VI – Pedido de casamento
O rei manda um ministro chamar a princesa, sua filha. Olhando fixamente para a mulher que está em sua frente, lê para ela um poema de Apolinaire, um poeta do século XX, um poeta do modernismo, completamente fora do contexto histórico, mas na literatura infantil, o tempo perde a sua validade. Após a leitura da poesia, o rei anuncia-lhe que casará com ela, obedecendo a um pedido da sua mãe.

A princesa, apavorada, pede auxílio a fada Lilás, uma fada irônica, de bom humor, misteriosa, conhecedora do futuro. O conselho da fada compõe-se de três desafios ao rei: Ela casará se o pai lhe conseguir um vestido feito de tempo. Os costureiros da corte conseguem fazê-lo. Ela pede, também, um vestido feito de nuvens. Novamente os místicos costureiros o fazem. Ela pede, então, um casaco com a pele do asno que está no estábulo. O rei manda matar o pobre do asno, a garantia econômica do reinado e a segurança o sistema político.

VII – A fuga
Seguindo o Conselho da fada Lilás, a princesa foge em direção do povoado arrumando trabalho de crida na casa de uma mulher horrorosa, uma mistura de gente e bruxa. No vilarejo ela conhece o príncipe do reino dos Vermelhos, que se apaixona por ela, mesmo vestindo a pele de um asno. Ela corre com o príncipe pelos campos, pelos jardins floridos, sempre seguindo a direção do sol. Em casa, ela faz um bolo para o príncipe, no entanto, derruba seu anel na massa do bolo. O príncipe a procura por todos os lugares, não a encontra na corte e no Vilarejo. O rei, seu pai, convoca todas as donzelas do império para experimentar o anel. A donzela que possui os dedos que identifiquem com a dimensão da joia, será a nova rainha. Perrault, no conto “Pele de Asno”, substitui o sapatinho de cristal pelo anelzinho de ouro.

No casamento do príncipe com “Pele de Asno”, a ruptura com a linearidade temporal chega ao ápice, pois o rei sobrevoa o local de casamente num helicóptero, para acompanhar o enlace da filha.
Meus leitores, no filme “Pele de Asno”, as cenas nos remetem ao Antigo Testamento, ao Gênesis, mais especificamente. Nós todos conhecemos o momento em que Deus, todo poderoso, faz para o homem e para a mulher, roupas de peles de animais, como o casaco de pele de asno.

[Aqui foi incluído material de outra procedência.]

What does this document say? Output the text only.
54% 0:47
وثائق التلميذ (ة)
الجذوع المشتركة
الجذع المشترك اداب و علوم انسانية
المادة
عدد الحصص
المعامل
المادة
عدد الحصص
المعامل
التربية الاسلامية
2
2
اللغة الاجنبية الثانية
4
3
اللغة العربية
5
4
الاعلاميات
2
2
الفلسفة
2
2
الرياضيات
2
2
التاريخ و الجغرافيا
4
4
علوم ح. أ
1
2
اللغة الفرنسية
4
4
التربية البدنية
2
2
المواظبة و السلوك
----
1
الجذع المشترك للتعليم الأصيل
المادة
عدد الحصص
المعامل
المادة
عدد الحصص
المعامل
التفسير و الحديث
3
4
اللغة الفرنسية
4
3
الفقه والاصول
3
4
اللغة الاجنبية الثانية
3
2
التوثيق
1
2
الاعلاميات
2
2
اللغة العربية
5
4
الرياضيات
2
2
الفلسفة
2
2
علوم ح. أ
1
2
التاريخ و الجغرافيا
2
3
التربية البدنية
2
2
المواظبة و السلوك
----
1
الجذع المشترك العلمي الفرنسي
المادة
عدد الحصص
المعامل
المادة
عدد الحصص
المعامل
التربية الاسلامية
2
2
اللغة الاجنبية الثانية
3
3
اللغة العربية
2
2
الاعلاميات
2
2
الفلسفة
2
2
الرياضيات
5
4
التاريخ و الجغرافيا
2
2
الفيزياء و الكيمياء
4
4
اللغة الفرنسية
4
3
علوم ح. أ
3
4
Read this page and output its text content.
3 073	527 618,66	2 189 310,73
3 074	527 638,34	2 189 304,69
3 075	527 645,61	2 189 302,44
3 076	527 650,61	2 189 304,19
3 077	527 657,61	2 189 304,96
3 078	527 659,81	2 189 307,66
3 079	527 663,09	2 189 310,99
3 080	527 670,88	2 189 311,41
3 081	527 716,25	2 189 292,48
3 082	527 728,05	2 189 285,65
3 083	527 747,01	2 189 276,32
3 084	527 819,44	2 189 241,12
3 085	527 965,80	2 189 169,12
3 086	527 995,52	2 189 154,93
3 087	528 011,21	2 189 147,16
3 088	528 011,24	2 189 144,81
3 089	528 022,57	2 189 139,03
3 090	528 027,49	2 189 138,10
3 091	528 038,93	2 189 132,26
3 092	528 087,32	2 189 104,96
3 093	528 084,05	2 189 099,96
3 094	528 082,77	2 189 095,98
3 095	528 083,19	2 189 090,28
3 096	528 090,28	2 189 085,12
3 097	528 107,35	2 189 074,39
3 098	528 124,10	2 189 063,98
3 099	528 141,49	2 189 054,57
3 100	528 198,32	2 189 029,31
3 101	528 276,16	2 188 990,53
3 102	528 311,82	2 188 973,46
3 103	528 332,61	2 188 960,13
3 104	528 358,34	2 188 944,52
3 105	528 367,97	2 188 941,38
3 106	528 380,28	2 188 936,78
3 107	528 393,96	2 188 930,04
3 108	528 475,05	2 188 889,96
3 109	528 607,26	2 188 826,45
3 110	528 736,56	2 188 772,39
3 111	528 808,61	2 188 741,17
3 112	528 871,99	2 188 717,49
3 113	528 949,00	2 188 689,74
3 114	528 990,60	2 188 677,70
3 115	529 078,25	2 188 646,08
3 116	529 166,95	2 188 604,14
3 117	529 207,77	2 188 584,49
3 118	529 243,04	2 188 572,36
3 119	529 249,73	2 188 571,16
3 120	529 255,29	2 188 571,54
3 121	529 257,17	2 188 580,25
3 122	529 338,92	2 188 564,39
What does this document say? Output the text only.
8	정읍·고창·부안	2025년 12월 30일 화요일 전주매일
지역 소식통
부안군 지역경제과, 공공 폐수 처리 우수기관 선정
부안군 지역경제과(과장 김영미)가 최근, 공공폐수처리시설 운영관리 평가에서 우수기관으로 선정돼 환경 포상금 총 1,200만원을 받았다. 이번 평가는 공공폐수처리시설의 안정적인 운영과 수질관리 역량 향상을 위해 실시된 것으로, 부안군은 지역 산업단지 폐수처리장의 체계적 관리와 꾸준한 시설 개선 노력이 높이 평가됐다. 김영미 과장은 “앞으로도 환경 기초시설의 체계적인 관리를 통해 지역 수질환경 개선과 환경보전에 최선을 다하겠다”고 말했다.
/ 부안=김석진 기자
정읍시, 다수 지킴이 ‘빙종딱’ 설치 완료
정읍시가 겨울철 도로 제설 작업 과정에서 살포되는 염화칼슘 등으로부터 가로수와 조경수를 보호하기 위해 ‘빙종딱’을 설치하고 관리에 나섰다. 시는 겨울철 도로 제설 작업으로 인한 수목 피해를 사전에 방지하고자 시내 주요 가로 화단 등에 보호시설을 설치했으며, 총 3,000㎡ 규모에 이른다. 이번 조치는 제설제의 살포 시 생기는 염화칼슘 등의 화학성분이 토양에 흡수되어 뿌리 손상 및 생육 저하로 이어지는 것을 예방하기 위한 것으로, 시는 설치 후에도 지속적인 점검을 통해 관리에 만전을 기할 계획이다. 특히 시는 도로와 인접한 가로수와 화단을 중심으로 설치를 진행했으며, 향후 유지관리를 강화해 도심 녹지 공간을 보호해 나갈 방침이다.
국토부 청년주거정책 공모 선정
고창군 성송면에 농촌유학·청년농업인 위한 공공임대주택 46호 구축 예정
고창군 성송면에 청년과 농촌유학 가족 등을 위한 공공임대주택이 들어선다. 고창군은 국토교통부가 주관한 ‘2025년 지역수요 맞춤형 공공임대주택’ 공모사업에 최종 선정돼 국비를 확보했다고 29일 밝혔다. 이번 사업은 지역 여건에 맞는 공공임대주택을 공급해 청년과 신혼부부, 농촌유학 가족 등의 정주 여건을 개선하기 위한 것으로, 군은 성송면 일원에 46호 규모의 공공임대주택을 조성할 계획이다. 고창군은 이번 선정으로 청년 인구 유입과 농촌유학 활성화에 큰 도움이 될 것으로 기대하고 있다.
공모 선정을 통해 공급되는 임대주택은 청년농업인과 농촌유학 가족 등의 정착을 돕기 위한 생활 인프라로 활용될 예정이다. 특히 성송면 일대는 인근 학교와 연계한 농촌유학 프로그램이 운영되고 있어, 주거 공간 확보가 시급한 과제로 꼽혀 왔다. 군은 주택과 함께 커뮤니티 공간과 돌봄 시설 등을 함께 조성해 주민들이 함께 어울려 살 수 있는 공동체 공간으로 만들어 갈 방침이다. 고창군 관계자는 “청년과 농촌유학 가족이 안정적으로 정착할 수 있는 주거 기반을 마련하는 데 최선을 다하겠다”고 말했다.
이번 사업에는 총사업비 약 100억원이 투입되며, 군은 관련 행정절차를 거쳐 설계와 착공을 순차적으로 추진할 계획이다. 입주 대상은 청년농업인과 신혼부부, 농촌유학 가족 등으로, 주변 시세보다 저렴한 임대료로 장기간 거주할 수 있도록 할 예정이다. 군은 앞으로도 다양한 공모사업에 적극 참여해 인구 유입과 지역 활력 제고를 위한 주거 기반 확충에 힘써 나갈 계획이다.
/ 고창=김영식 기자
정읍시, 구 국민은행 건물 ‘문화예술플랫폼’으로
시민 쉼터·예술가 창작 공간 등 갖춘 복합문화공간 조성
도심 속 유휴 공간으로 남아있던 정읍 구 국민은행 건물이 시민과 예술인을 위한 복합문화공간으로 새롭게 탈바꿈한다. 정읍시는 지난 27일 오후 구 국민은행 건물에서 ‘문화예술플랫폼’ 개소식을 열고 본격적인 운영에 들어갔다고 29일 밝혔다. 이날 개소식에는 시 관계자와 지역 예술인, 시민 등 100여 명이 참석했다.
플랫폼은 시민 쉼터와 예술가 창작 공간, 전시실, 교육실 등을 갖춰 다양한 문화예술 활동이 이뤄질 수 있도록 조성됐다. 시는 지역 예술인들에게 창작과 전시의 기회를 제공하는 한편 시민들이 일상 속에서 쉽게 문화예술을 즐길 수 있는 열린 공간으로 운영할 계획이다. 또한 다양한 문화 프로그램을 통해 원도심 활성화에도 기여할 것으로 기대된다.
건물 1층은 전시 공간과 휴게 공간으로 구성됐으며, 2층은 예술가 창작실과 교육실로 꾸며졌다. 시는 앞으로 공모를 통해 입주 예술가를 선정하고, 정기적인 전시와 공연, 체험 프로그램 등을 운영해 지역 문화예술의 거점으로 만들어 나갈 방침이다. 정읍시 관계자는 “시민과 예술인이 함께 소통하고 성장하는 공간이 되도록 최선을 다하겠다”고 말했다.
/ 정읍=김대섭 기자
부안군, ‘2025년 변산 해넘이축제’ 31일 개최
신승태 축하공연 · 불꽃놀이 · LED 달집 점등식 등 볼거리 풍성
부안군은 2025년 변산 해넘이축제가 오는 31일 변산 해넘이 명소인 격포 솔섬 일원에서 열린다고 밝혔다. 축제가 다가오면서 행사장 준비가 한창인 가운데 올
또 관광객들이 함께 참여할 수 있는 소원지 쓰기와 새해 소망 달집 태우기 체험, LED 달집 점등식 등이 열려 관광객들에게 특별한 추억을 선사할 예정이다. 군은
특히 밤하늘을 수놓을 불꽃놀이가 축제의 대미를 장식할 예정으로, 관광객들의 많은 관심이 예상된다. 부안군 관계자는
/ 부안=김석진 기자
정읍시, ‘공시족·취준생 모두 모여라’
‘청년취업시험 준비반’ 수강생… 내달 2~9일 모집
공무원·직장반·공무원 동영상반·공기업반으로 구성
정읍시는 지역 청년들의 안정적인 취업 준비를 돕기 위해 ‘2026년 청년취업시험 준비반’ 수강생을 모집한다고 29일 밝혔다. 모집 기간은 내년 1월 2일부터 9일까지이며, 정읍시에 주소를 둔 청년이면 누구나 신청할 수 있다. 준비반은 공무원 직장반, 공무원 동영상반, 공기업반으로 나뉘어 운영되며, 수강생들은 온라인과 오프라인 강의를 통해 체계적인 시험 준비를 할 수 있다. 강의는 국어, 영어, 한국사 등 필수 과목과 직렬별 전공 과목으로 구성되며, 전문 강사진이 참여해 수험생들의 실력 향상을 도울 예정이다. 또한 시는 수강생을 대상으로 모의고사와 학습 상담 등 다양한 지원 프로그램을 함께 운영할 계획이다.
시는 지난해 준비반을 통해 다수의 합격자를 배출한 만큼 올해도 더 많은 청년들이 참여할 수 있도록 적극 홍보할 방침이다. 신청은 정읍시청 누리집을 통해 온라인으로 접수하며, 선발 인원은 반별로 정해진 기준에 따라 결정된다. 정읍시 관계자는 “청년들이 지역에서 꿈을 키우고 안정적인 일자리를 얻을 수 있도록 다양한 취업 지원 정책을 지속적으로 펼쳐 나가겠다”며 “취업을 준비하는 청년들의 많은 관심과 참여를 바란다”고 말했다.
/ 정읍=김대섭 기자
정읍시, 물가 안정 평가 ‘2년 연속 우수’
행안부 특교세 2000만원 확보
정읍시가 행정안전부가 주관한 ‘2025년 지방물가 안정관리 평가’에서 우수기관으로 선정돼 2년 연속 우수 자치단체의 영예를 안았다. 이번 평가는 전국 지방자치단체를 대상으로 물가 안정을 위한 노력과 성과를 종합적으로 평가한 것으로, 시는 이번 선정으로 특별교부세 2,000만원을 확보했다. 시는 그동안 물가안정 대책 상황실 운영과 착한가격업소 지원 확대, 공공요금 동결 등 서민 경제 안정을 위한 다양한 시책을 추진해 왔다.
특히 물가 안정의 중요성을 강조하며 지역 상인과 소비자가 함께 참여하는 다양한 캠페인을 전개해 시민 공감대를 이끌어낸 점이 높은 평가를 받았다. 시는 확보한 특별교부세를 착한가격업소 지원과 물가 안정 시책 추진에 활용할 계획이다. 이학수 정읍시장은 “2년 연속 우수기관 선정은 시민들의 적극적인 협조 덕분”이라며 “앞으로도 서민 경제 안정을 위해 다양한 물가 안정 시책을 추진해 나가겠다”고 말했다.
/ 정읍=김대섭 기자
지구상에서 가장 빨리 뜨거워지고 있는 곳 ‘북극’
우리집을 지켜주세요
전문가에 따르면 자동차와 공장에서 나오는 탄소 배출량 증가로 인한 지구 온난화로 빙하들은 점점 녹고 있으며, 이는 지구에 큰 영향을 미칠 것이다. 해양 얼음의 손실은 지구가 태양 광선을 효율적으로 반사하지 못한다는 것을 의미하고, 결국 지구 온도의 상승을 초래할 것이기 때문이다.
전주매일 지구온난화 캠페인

Neste mundo de sonhos, ilusões, nós sempre procuramos o nosso príncipe encantado. Sonhei muito com ele, mas não precisei procurar por fadas nem esconder um anel em um bolo para que ele me encontrasse, mas uma ajudinha nunca é demais. Por isso lhes oferto a receita do bolo Pega Marido.

Receita

BOLO PEGA MARIDO

Ingredientes: 3 ovos inteiros; 1 vidro de leite de coco; 300ml de leite integral; ½ xícara (chá) de açúcar cristal; 1 caixinha de leite condensado; 3 colheres (sopa) de manteiga; 1 e ½ xícara (chá) de farinha de trigo

Modo de preparo: Como a característica principal desse bolo é a cremosidade, então precisamos de uma massa muito líquida. Então, não precisa se preocupar com a consistência final dela, porque é isso mesmo. O modo de preparo é bem rápido. Coloque todos os ingredientes no liquidificador e bata por aproximadamente 5 minutos. Quando estiver uma mistura bem homogênea, desligue o liquidificador e transfira essa massa para uma forma com furo no meio untada e enfarinhada. Após você finalizar com a decoração a gosto, ficará simplesmente lindo! Leve para assar em forno preaquecido a 180º por aproximadamente 1 hora. Pode ser que leve mais tempo, pois depende muito da potência do forno. Mas para saber se está bem assado é só observar a cor. Quando estiver bem dourado por cima, pode desligar o forno!